# Practice Problem 1) (Computer Networking: a Top-Down Approach 6Th Edition: Chapter 3 P1)

Practice Problem 1) (Computer Networking: A Top-Down Approach 6th Edition: Chapter 3 P1)

Suppose Client A initiates a Telnet session with Server S. At about the same time, Client B also initiates a Telnet session with Server S. Provide possible source and destination port numbers for:

a. The segments sent from A to S.

b. The segments sent from B to S.

c. The segments sent from S to A.

d. The segments sent from S to B.

e. If A and B are different hosts, is it possible that the source port number in the segments from A to S is the same as that from B to S?

f. How about if they are the same host?

Practice Problem 2) (Computer Networking: A Top-Down Approach 6th Edition: Chapter 3 P3)

UDP and TCP use 1s complement for their checksums. Suppose you have the following three 8-bit bytes: 01010011, 01100110, 01110100. What is the 1s complement of the sum of these 8-bit bytes? (Note that although UDP and TCP use 16-bit words in computing the checksum, for this problem you are being asked to consider 8-bit sums.) Show all work. Why is it that UDP takes the 1s complement of the sum; that is, why not just use the sum? With the 1s complement scheme, how does the receiver detect errors? Is it possible that a 1-bit error will go undetected? How about a 2-bit error?

Practice Problem 3) (Computer Networking: A Top-Down Approach 6th Edition: Chapter 3 P5)

Suppose that the UDP receiver computes the Internet checksum for the received UDP segment and finds that it matches the value carried in the checksum field. Can the receiver be absolutely certain that no bit errors have occurred? Explain.

Practice Problem 4) (Computer Networking: A Top-Down Approach 6th Edition: Chapter 3 P14)

Consider a reliable data transfer protocol that uses only negative acknowledgments. Suppose the sender sends data only infrequently. Would a NAK-only protocol be preferable to a protocol that uses ACKs? Why? Now suppose the sender has a lot of data to send and the end-to-end connection experiences few losses. In this second case, would a NAK-only protocol be preferable to a protocol that uses ACKs? Why?

Practice Problem 5) (Computer Networking: A Top-Down Approach 6th Edition: Chapter 3 P19)

Consider a scenario in which Host A wants to simultaneously send packets to Hosts B and C. A is connected to B and C via a broadcast channel—a packet sent by A is carried by the channel to both B and C. Suppose that the broadcast channel connecting A, B, and C can independently lose and corrupt packets (and so, for example, a packet sent from A might be correctly received by B, but not by C). Design a stop-and-wait-like error-control protocol for reliably transferring packets from A to B and C, such that A will not get new data from the upper layer until it knows that both B and C have correctly received the current packet. Give FSM descriptions of A and C. (Hint: The FSM for B should be essentially the same as for C.) Also, give a description of the packet format(s) used.
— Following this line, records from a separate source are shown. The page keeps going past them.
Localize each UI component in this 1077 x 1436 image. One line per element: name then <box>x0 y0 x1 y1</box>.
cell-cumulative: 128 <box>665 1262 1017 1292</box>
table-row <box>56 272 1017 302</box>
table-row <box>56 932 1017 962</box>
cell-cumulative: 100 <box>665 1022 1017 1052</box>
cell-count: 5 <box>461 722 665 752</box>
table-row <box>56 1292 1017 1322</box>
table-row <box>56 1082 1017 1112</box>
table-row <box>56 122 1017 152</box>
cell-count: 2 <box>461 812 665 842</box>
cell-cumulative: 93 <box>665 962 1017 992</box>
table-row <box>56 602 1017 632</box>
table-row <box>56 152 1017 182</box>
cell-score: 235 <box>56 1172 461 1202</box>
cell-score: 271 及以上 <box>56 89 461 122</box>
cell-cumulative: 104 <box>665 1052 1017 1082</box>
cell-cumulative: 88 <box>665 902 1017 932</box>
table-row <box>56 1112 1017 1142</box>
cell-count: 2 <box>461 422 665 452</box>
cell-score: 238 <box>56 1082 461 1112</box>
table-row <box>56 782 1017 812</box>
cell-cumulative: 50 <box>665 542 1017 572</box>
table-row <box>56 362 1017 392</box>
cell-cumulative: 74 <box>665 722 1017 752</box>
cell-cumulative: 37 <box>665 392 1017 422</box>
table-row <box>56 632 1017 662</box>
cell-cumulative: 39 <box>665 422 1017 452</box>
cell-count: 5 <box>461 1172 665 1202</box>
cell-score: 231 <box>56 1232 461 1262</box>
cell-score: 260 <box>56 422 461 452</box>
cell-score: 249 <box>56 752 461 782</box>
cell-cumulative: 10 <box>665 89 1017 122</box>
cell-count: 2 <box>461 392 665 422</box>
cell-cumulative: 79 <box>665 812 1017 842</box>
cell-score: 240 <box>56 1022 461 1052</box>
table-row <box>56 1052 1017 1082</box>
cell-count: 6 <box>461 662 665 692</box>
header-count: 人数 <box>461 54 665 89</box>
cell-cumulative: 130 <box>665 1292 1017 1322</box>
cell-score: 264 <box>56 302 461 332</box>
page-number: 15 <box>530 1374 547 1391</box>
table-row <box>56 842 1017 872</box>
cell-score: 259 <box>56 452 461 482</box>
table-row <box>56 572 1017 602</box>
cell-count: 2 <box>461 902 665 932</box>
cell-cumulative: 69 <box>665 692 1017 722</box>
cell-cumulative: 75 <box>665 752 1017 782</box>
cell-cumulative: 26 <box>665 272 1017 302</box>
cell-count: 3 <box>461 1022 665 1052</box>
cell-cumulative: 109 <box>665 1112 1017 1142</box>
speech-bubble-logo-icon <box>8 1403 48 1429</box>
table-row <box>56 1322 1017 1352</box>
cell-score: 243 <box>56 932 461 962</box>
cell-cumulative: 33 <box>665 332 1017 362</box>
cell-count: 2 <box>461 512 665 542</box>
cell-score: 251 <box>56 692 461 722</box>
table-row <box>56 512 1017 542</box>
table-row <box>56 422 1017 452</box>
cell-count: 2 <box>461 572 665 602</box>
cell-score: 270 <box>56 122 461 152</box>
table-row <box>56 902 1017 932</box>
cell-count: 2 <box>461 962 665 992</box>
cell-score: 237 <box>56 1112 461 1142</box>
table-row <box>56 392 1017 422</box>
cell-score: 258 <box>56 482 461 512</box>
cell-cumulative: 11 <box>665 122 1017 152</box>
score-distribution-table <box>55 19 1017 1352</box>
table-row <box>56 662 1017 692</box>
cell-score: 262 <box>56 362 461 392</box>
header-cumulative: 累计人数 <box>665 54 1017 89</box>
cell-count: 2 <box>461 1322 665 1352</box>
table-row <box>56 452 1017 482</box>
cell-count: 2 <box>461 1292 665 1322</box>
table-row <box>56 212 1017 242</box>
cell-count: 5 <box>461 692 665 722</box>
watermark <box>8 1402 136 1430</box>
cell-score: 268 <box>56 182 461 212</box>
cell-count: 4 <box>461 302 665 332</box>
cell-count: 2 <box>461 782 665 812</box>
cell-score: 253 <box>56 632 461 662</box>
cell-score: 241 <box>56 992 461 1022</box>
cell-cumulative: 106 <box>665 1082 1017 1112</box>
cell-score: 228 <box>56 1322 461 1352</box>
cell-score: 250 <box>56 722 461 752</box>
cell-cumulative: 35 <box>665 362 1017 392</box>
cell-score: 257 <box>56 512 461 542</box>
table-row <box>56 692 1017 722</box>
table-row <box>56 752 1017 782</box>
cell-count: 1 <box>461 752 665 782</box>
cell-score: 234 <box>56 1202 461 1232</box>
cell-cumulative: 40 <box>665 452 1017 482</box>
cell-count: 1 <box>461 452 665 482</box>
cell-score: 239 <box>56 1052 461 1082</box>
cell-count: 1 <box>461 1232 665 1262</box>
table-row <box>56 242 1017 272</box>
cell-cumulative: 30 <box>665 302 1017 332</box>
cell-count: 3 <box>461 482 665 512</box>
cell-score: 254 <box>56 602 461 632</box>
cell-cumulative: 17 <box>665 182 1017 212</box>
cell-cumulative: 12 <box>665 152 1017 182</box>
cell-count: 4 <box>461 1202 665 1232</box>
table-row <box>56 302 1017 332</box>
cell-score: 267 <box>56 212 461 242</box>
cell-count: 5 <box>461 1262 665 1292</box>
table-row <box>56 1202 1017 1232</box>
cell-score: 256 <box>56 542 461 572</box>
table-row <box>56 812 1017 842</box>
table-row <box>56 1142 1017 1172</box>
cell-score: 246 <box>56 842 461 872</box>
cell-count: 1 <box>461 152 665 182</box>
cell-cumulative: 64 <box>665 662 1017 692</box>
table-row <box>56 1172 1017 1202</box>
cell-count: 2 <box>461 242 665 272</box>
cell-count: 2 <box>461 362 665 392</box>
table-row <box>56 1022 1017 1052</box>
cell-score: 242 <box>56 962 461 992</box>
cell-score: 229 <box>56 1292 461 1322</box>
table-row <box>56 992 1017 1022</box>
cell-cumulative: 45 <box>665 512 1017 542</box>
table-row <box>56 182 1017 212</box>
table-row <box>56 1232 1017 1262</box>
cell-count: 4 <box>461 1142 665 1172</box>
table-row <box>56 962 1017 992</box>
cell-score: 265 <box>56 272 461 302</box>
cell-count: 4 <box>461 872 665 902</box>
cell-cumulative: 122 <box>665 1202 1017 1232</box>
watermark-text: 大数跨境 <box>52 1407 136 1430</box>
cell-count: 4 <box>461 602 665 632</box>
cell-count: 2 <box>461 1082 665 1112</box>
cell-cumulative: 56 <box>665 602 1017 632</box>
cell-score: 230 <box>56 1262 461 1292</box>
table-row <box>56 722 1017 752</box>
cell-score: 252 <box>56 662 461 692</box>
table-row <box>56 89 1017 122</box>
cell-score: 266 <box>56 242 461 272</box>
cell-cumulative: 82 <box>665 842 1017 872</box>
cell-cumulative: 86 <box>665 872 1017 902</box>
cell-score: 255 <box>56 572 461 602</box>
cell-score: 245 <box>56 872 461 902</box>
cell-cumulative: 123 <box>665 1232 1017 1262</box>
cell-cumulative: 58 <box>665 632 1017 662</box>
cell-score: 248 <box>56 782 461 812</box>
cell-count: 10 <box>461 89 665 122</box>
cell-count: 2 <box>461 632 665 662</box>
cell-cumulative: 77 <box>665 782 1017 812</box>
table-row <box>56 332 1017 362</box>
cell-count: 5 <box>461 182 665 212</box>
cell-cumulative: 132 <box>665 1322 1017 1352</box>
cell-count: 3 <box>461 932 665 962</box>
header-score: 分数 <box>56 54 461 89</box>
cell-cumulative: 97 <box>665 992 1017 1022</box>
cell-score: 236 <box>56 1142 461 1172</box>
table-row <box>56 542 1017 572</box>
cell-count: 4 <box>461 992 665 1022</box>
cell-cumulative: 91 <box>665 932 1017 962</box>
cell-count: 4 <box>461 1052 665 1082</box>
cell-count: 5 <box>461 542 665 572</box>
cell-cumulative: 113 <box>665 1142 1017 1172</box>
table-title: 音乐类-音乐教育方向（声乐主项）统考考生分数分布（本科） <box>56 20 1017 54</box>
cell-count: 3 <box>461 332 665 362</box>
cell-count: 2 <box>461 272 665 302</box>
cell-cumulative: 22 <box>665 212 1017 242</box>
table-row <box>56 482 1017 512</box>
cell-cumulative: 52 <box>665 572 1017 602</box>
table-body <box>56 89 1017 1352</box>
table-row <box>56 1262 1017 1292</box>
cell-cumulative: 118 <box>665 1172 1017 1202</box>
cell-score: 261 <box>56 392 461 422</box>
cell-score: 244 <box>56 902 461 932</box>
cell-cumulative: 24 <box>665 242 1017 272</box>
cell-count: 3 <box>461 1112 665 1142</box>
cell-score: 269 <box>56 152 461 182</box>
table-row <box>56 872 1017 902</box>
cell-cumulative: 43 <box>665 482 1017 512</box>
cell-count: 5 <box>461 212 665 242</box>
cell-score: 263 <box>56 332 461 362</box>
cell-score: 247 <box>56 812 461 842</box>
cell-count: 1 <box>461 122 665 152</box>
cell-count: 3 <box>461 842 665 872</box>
Practice Problem 6) (Computer Networking: A Top-Down Approach 6th Edition: Chapter 3 P22)

Consider the GBN protocol with a sender window size of 4 and a sequence number range of 1,024. Suppose that at time t, the next in-order packet that the receiver is expecting has a sequence number of k. Assume that the medium does not reorder messages. Answer the following questions:

a. What are the possible sets of sequence numbers inside the sender’s window at time t? Justify your answer.

b. What are all possible values of the ACK field in all possible messages currently propagating back to the sender at time t? Justify your answer.

Practice Problem 7) (Computer Networking: A Top-Down Approach 6th Edition: Chapter 3 P25)

We have said that an application may choose UDP for a transport protocol because UDP offers finer application control (than TCP) of what data is sent in a segment and when.

a. Why does an application have more control of what data is sent in a segment?

b. Why does an application have more control on when the segment is sent?

Practice Problem 8) (Computer Networking: A Top-Down Approach 6th Edition: Chapter 3 P28)

Host A and B are directly connected with a 100 Mbps link. There is one TCP connection between the two hosts, and Host A is sending to Host B an enormous file over this connection. Host A can send its application data into its TCP socket at a rate as high as 120 Mbps but Host B can read out of its TCP receive buffer at a maximum rate of 50 Mbps. Describe the effect of TCP flow control.